Sí, sí, mucho participar en reuniones juntos a organismos internacionales y presentarse como paladines de la libertad de expresión y de religión, pero, vuestras directrices internas os traicionan y revelan qué pensáis vosotros sobre estas libertades fundamentales para el ser humano. Vuestra consigna es: "¡Libertad para nosotros, el acoso moral para el disidente!". Así es, sin contemplaciones. Según vuestras directrices, los testigos de Jehová, deben acosar y derribar a quien desee abandonar vuestra secta libremente y sin acoso moral por parte de familiares y amigos. ¿Es de esta libertad de la que habláis cuando participáis en esos foros internacionales? ¿Saben esas agencias que luchan por los derechos humanos y la libertad de religión..., el trato que dispensáis a los disidentes?

Millones de ex testigos de Jehová en todos los países, están sufriendo esta lapidación social y familiar a la que nos habéis sometido vosotros..., el Cuerpo Gobernante de los Testigos de Jehová. Este Cuerpo Gobernante, es el que dicta las normas que todos los testigos de Jehová debe seguir..., ¡espero ver el día en que todos éstos señores estén sentados delante de un tribunal acusados por inducción a la violación sistemática de los derechos humanos de las personas!
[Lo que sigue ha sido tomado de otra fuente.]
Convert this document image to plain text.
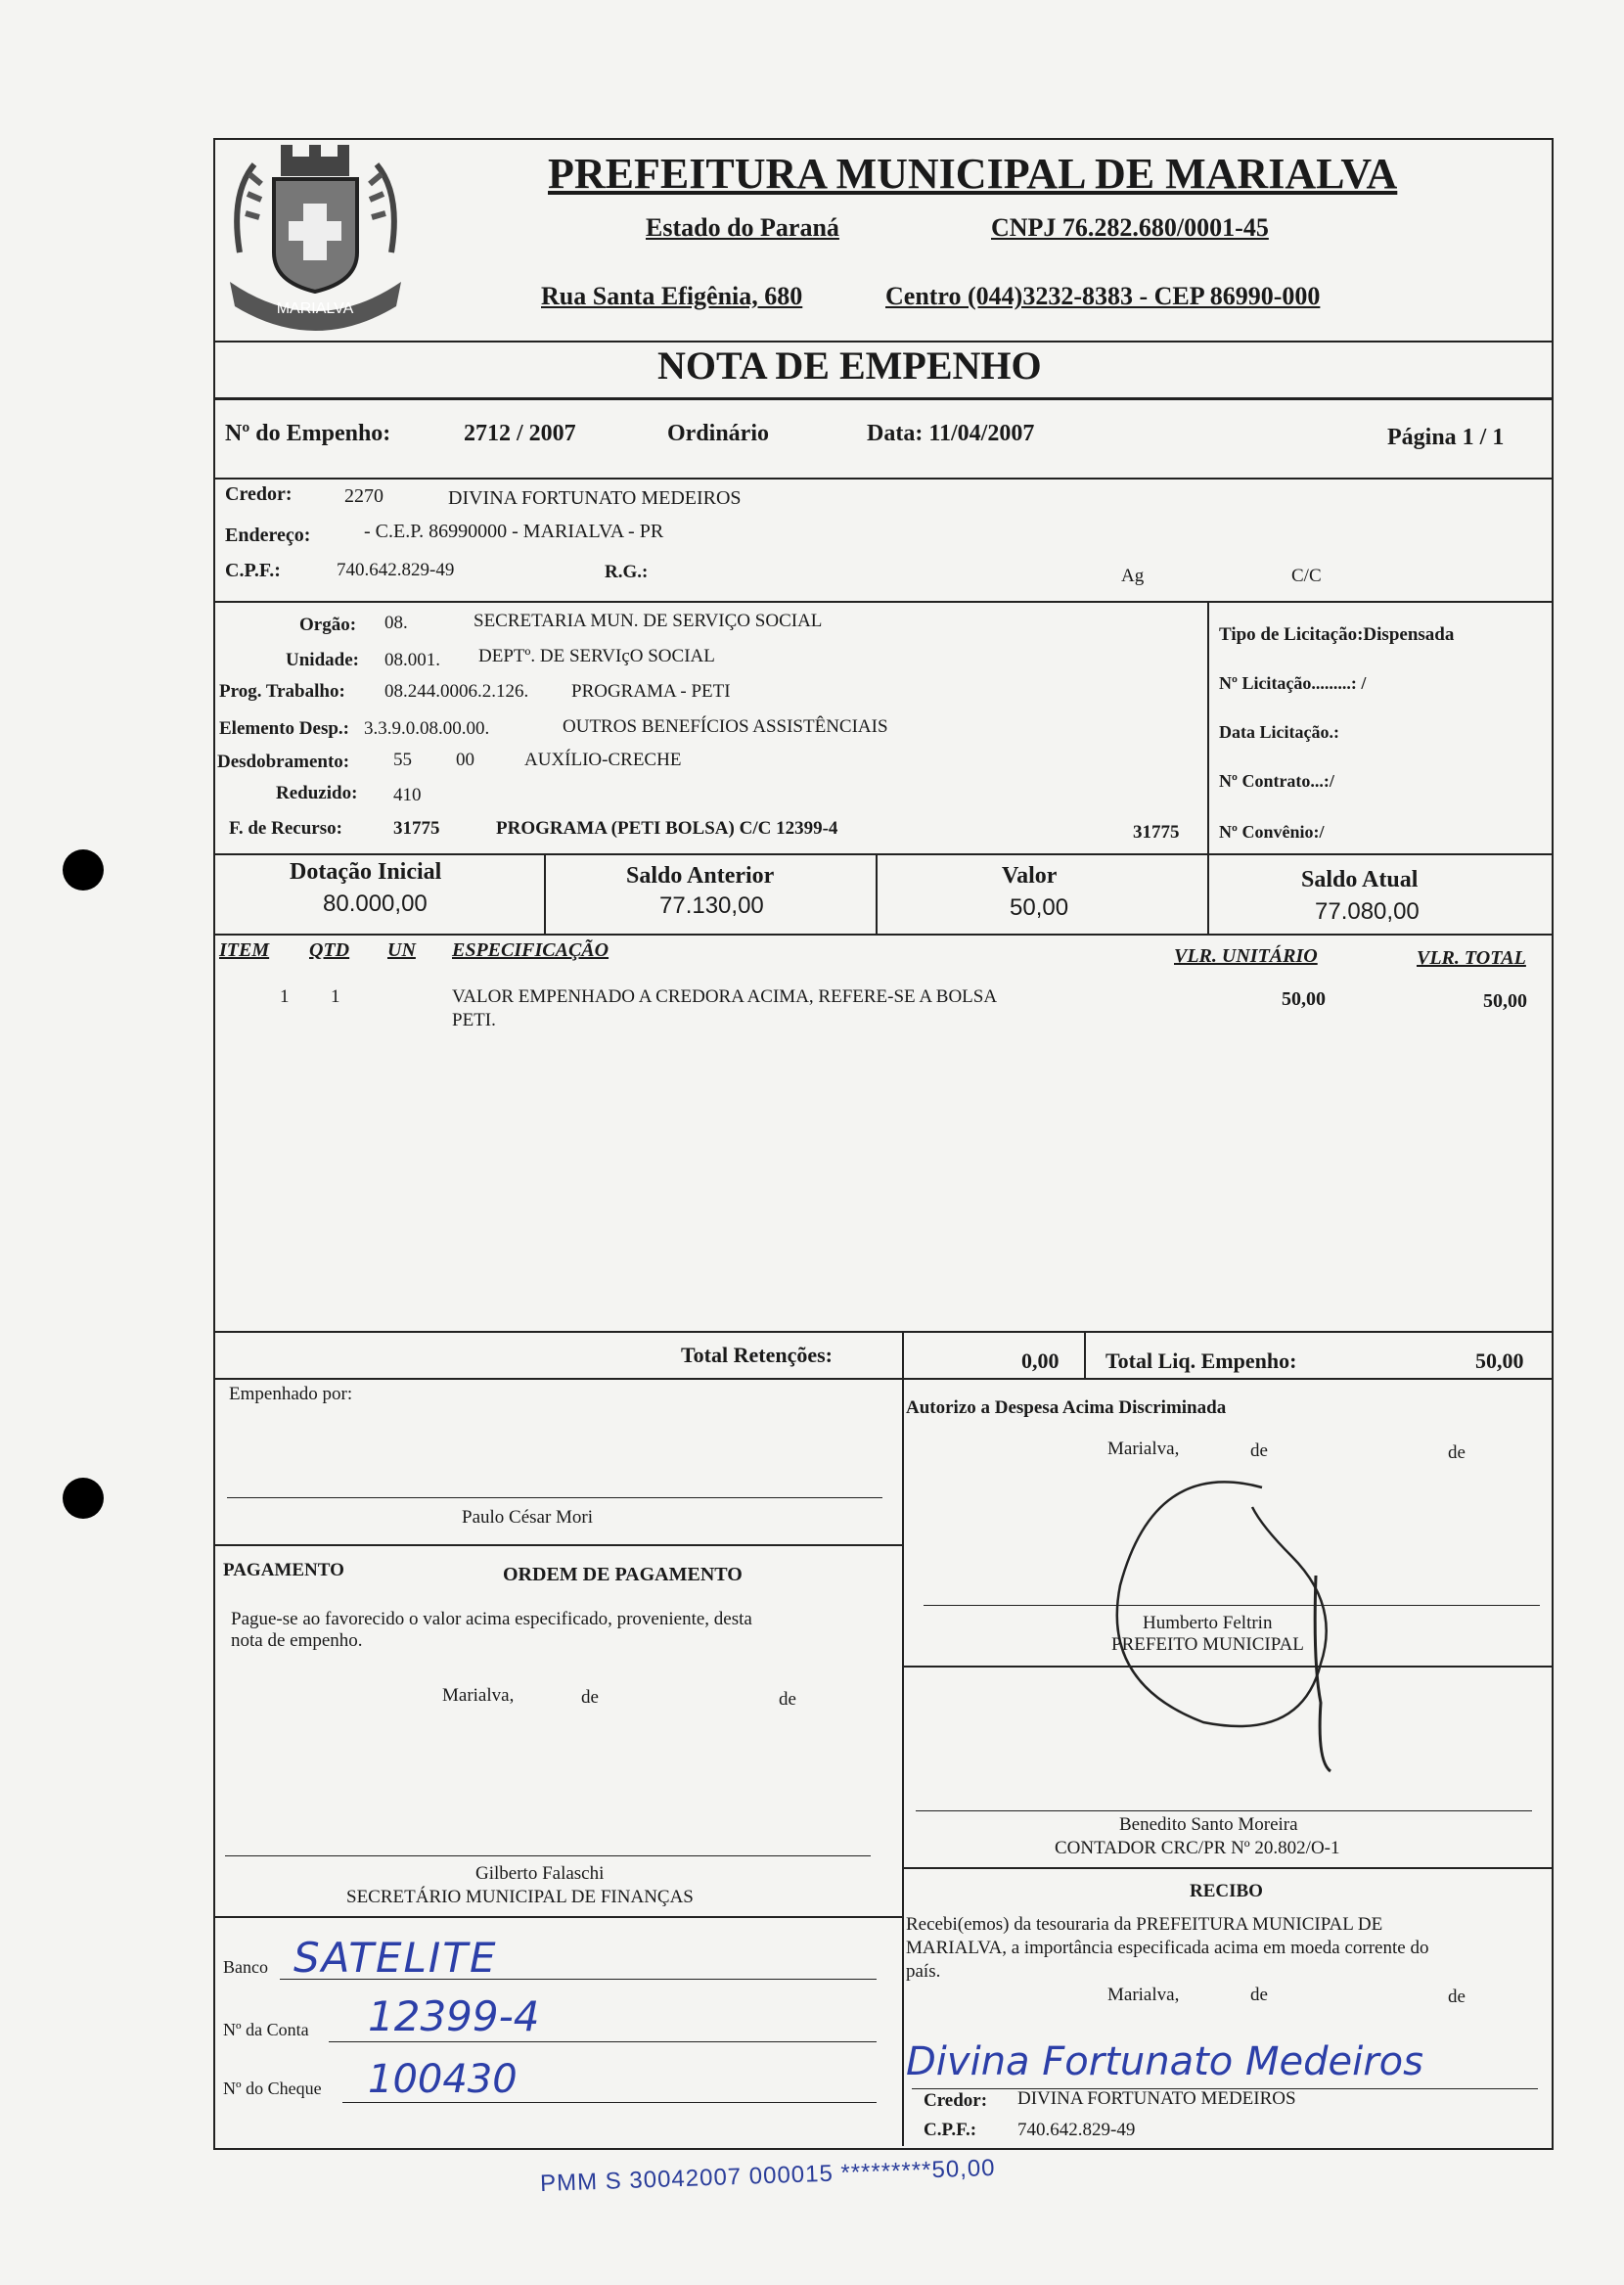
MARIALVA
PREFEITURA MUNICIPAL DE MARIALVA
Estado do Paraná	CNPJ 76.282.680/0001-45
Rua Santa Efigênia, 680	Centro (044)3232-8383 - CEP 86990-000
NOTA DE EMPENHO
Nº do Empenho:	2712 / 2007	Ordinário	Data: 11/04/2007	Página 1 / 1
Credor:	2270	DIVINA FORTUNATO MEDEIROS
Endereço:	- C.E.P. 86990000 - MARIALVA - PR
C.P.F.:	740.642.829-49	R.G.:	Ag	C/C
Orgão: 08.	SECRETARIA MUN. DE SERVIÇO SOCIAL
Unidade: 08.001. DEPTº. DE SERVIçO SOCIAL
Prog. Trabalho: 08.244.0006.2.126. PROGRAMA - PETI
Elemento Desp.: 3.3.9.0.08.00.00.	OUTROS BENEFÍCIOS ASSISTÊNCIAIS
Desdobramento: 55 00	AUXÍLIO-CRECHE
Reduzido: 410
F. de Recurso:	31775	PROGRAMA (PETI BOLSA) C/C 12399-4	31775
Tipo de Licitação:Dispensada
Nº Licitação.........: /
Data Licitação.:
Nº Contrato...:/
Nº Convênio:/
Dotação Inicial
80.000,00
Saldo Anterior
77.130,00
Valor
50,00
Saldo Atual
77.080,00
ITEM QTD UN ESPECIFICAÇÃO	VLR. UNITÁRIO	VLR. TOTAL
1 1	VALOR EMPENHADO A CREDORA ACIMA, REFERE-SE A BOLSA
PETI.
50,00	50,00
Total Retenções:	0,00 Total Liq. Empenho:	50,00
Empenhado por:
Paulo César Mori
PAGAMENTO	ORDEM DE PAGAMENTO
Pague-se ao favorecido o valor acima especificado, proveniente, desta
nota de empenho.
Marialva,	de	de
Gilberto Falaschi
SECRETÁRIO MUNICIPAL DE FINANÇAS
Banco SATELITE
Nº da Conta 12399-4
Nº do Cheque 100430
Autorizo a Despesa Acima Discriminada
Marialva,	de	de
Humberto Feltrin
PREFEITO MUNICIPAL
Benedito Santo Moreira
CONTADOR CRC/PR Nº 20.802/O-1
RECIBO
Recebi(emos) da tesouraria da PREFEITURA MUNICIPAL DE
MARIALVA, a importância especificada acima em moeda corrente do
país.
Marialva,	de	de
Divina Fortunato Medeiros
Credor: DIVINA FORTUNATO MEDEIROS
C.P.F.: 740.642.829-49
PMM S 30042007 000015 *********50,00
No enseñan tolerancia a sus feligreses, más bien, la intolerancia. Todo el mundo debe conocer esto. Hizo falta que llegase internet para dar publicidad a vuestros trapos sucios. Ahora, los sin voz..., tenemos voz, una voz lo suficientemente alta como para ser oída por todos. Cada día somos más y nos organizamos en Asociaciones de Afectados por toda la tierra, cada día sentiréis más nuestro aliento en vuestro cogote y nuestra denuncia ante todos los medios de comunicación posibles..., ¡todo esto hasta que cambiéis vuestra política de acoso y derribo --vulnerando los derechos humanos-- hacia las personas que desean abandonar libremente vuestra más que fracasada religión de estar por casa, con vuestra teología preparada en la cocina por una serie de indocumentados académicos que viven como reyes a costa de nuestras donativos monetarios! ¡Vuestras doctrinas caducan antes que la leche fresca..., nacen muertas!

Si queréis el notorio arraigo y codearos con los estamentos institucionales de este mundo, vais a tener que cambiar, os vamos a dar tanta caña que se os hará insoportable el continuar con vuestros postulados teológicos y talibanescos.

La Resistencia vive...

¡NI UN EURO PARA LOS QUE VULNERAN LOS DERECHOS HUMANOS!